Yep, that's a great one.
Momma has gone from being one of my least favorite tracks on TPAB to being one of the most comforting and replayable. That beat is what happiness sounds like. I also love the knowing, self-deprecating lyrical content and that wild turn the outro takes.
Yeah I really love Momma as well. I'm not sure how you ever didn't love it!
I've been on a Kendrick kick since the gig and the conclusion I've come away with is that if I were to try and redo my top 10 albums or whatever, this record would absolutely be in there. It speaks to me on so many fucking levels. The production is
phenomenal. I've seen it catch some heat from more... shall we say 'elementary' hip-hop fans because it's all jazzy rather than phat beats, but it's just so up my fucking alley, from the rabid funk of Wesley's Theory to the jazz fusion of For Free to the free-form supporting role jazz of the 'skits' like the end of Mortal Man. It has a very cohesive theme that is still easily grasped by someone who has had the privilege of growing up white and middle-class in Australia. Kendrick is rarely boastful, and when he is, it's either earned or it's a more meta examination of his status as a superstar when looking back on what he's come from. The samples are top-notch - Every N*gger is a Star, All for Myself to name a couple - the production combined with the full-band sound lend the record a liveliness that I'm not sure any other hip-hop album I've ever heard can compare to. It is willing to deepdive into themes that have been traditionally shunned by hip-hop - see u and i. It takes the fucking incredible single version of i, makes it a live performance and cuts it off halfway through for a message. What other album promotes itself with a massive single and then completely changes that single on the actual album?

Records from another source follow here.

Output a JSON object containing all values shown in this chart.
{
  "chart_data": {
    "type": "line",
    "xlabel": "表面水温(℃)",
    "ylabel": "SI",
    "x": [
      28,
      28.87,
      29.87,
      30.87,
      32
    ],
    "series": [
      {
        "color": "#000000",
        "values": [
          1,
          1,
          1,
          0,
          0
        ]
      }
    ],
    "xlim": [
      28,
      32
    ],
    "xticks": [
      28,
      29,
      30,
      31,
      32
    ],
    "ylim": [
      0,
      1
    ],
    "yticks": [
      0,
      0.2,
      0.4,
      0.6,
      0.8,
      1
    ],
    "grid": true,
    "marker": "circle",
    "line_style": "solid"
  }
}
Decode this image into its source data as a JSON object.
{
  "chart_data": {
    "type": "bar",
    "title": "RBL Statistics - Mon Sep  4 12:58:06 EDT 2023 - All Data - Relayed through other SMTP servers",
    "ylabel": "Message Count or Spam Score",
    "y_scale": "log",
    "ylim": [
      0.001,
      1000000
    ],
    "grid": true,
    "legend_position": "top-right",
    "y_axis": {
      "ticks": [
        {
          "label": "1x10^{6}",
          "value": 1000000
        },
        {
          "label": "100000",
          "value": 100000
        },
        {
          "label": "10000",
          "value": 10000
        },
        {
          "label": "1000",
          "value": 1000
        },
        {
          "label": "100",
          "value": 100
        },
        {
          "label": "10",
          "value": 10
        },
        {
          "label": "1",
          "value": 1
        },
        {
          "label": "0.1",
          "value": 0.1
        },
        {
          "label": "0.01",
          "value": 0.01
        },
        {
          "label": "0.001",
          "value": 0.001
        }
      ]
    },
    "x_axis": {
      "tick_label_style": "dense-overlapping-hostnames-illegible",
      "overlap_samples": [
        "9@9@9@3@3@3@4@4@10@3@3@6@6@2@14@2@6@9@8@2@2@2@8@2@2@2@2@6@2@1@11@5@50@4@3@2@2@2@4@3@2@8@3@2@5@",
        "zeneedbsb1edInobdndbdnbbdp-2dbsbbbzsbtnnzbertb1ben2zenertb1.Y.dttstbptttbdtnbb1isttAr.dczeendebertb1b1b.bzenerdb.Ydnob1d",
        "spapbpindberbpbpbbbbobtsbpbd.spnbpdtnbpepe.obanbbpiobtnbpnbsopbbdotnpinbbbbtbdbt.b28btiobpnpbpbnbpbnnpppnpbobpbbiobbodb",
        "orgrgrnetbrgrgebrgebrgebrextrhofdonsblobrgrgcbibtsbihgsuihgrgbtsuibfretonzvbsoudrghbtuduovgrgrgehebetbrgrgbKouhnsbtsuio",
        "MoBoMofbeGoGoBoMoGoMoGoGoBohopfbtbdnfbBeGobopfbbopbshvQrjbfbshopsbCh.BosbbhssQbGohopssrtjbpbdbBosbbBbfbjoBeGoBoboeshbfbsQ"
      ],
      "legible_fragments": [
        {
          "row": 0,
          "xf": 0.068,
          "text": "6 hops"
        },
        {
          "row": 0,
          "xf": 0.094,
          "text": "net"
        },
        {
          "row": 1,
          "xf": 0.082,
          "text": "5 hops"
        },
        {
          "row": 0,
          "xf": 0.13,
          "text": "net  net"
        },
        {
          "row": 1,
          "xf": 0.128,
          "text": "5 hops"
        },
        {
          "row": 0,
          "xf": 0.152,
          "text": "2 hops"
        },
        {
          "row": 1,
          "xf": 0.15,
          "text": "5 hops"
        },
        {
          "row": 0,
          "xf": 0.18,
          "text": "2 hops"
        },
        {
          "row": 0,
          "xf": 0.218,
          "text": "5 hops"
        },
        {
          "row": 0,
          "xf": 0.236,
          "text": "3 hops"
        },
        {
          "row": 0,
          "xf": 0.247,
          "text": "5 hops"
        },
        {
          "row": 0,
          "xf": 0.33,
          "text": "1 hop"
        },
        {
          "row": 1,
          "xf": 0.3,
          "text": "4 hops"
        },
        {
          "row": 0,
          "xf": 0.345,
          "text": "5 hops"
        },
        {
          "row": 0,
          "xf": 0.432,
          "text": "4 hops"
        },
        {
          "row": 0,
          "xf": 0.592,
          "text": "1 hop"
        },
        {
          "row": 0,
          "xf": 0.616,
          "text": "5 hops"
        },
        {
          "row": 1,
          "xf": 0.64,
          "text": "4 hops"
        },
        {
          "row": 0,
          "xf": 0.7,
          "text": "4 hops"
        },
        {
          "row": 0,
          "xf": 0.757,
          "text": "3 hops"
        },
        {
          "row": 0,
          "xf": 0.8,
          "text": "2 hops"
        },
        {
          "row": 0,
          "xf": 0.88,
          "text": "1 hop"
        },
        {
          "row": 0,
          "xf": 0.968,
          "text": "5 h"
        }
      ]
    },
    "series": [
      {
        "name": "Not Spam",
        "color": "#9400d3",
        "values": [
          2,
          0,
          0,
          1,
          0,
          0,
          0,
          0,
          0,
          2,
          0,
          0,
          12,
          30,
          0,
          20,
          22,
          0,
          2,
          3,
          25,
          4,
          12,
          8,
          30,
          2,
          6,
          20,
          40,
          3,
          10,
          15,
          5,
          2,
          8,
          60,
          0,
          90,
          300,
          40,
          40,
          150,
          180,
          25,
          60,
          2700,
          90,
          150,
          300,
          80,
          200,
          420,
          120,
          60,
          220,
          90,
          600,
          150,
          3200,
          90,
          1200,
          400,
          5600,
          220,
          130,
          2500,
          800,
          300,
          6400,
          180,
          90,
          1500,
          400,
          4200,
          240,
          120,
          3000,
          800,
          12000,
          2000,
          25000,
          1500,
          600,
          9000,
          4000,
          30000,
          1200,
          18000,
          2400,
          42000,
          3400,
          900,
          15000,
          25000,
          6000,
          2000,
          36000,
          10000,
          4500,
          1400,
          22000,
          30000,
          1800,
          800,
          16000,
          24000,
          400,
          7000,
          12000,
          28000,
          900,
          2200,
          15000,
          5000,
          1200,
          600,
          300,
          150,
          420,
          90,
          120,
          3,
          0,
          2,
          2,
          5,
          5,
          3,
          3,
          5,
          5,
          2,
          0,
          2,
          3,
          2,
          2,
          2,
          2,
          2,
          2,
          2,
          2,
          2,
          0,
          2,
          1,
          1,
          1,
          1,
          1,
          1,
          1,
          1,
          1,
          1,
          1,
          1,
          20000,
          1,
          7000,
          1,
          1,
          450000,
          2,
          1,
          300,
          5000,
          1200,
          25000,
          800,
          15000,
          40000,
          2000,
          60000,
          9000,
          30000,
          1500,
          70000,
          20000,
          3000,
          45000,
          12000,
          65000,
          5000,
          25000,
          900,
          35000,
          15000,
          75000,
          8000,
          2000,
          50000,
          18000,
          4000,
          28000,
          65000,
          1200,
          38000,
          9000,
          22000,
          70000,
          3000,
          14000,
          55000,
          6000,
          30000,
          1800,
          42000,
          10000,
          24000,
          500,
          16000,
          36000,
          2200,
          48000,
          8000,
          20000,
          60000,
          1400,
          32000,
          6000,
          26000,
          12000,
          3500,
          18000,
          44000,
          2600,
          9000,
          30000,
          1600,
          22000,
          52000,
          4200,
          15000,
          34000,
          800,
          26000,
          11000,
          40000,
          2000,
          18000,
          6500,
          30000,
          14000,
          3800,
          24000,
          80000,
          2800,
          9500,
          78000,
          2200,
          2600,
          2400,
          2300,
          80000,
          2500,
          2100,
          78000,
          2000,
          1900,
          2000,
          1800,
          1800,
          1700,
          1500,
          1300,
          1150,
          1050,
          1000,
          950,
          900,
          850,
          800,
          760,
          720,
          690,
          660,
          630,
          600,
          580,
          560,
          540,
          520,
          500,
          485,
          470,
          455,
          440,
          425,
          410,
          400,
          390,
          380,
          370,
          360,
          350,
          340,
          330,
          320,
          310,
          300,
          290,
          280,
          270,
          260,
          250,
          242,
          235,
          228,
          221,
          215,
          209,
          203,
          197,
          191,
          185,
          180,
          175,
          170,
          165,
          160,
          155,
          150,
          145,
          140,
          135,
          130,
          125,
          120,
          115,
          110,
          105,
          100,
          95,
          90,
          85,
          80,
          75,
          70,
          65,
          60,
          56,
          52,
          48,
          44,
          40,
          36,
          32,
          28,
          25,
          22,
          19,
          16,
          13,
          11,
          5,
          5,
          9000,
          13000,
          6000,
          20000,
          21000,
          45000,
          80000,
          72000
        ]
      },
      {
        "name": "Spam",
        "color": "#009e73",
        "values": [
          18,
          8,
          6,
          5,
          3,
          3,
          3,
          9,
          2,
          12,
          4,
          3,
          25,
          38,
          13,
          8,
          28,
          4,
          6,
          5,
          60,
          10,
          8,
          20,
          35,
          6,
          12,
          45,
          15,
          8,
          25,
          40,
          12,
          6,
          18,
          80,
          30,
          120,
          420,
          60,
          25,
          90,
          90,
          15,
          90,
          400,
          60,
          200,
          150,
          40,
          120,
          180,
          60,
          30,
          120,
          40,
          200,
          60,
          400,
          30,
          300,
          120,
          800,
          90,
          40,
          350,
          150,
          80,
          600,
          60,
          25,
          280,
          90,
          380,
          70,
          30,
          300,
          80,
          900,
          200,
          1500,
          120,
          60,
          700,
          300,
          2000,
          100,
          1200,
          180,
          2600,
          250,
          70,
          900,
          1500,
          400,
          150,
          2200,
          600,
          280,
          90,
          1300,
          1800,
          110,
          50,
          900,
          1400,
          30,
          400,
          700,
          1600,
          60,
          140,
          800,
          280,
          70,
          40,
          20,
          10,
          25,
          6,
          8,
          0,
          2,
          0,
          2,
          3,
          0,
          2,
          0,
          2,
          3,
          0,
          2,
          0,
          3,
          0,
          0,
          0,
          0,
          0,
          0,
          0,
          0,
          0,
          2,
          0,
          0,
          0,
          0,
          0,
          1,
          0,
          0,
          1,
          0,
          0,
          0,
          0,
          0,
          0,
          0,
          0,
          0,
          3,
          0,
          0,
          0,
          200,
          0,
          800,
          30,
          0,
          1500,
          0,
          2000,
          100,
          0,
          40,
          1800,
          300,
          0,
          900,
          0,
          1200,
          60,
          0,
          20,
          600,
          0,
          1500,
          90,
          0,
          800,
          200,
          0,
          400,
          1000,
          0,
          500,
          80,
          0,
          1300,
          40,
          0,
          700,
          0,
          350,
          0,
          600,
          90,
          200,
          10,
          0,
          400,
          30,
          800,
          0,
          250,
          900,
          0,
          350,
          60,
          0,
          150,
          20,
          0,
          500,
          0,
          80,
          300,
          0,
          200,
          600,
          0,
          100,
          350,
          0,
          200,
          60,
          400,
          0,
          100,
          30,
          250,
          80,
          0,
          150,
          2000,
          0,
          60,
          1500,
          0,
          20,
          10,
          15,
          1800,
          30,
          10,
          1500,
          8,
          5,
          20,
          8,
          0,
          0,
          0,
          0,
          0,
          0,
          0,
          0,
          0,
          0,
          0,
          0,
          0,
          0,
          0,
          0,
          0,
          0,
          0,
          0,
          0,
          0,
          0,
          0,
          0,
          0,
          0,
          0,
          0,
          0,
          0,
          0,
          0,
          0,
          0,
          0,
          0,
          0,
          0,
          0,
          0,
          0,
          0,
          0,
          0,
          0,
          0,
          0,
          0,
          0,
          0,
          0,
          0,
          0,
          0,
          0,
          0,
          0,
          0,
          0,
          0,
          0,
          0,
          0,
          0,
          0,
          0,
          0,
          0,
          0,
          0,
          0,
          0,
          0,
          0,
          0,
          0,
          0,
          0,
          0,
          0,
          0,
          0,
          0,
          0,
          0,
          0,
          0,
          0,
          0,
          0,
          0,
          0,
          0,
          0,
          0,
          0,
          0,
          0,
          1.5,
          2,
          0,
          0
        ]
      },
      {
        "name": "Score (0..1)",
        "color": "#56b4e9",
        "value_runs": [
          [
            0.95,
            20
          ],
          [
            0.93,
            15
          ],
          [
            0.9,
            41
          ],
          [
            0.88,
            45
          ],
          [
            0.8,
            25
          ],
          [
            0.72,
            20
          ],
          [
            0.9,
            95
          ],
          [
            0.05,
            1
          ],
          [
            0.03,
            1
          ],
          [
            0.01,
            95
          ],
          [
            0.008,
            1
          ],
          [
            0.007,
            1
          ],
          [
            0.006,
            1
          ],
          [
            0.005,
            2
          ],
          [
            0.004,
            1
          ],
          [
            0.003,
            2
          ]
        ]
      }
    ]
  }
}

How Much a Dollar Cost, The Blacker The Berry and Mortal Man all fill me with huge emotion. Just this morning I was walking into the office as the final few minutes of Mortal Man wound up. You have that incredible 'conversation' between Tupac and Kendrick, and then Kendrick reads his friend's poem - which, due to some new stuff I'm doing in my life, has resonated with me on a new, deeper level. The caterpillar who wants to be a butterfly, but is hamstrung by a culture and ideological and social norms that state a black man is weak if he becomes the butterfly, who is in touch with his emotions, and so pimps the butterfly for his own benefit and poisons it from the inside out. It's beautiful, heartbreaking stuff. And then as he's reading that you've got head-spinning, swirling horns that swell and swell until they reach the crescendo as Kendrick asks, with ever more increasing alarm and panic, for Pac. It fucking made me cry at 9am on a Tuesday morning right in the middle of the city.
It's just so fucking good. So good. A masterpiece in every sense of the word. One of only four records I can think of this decade that I'd give a 10/10.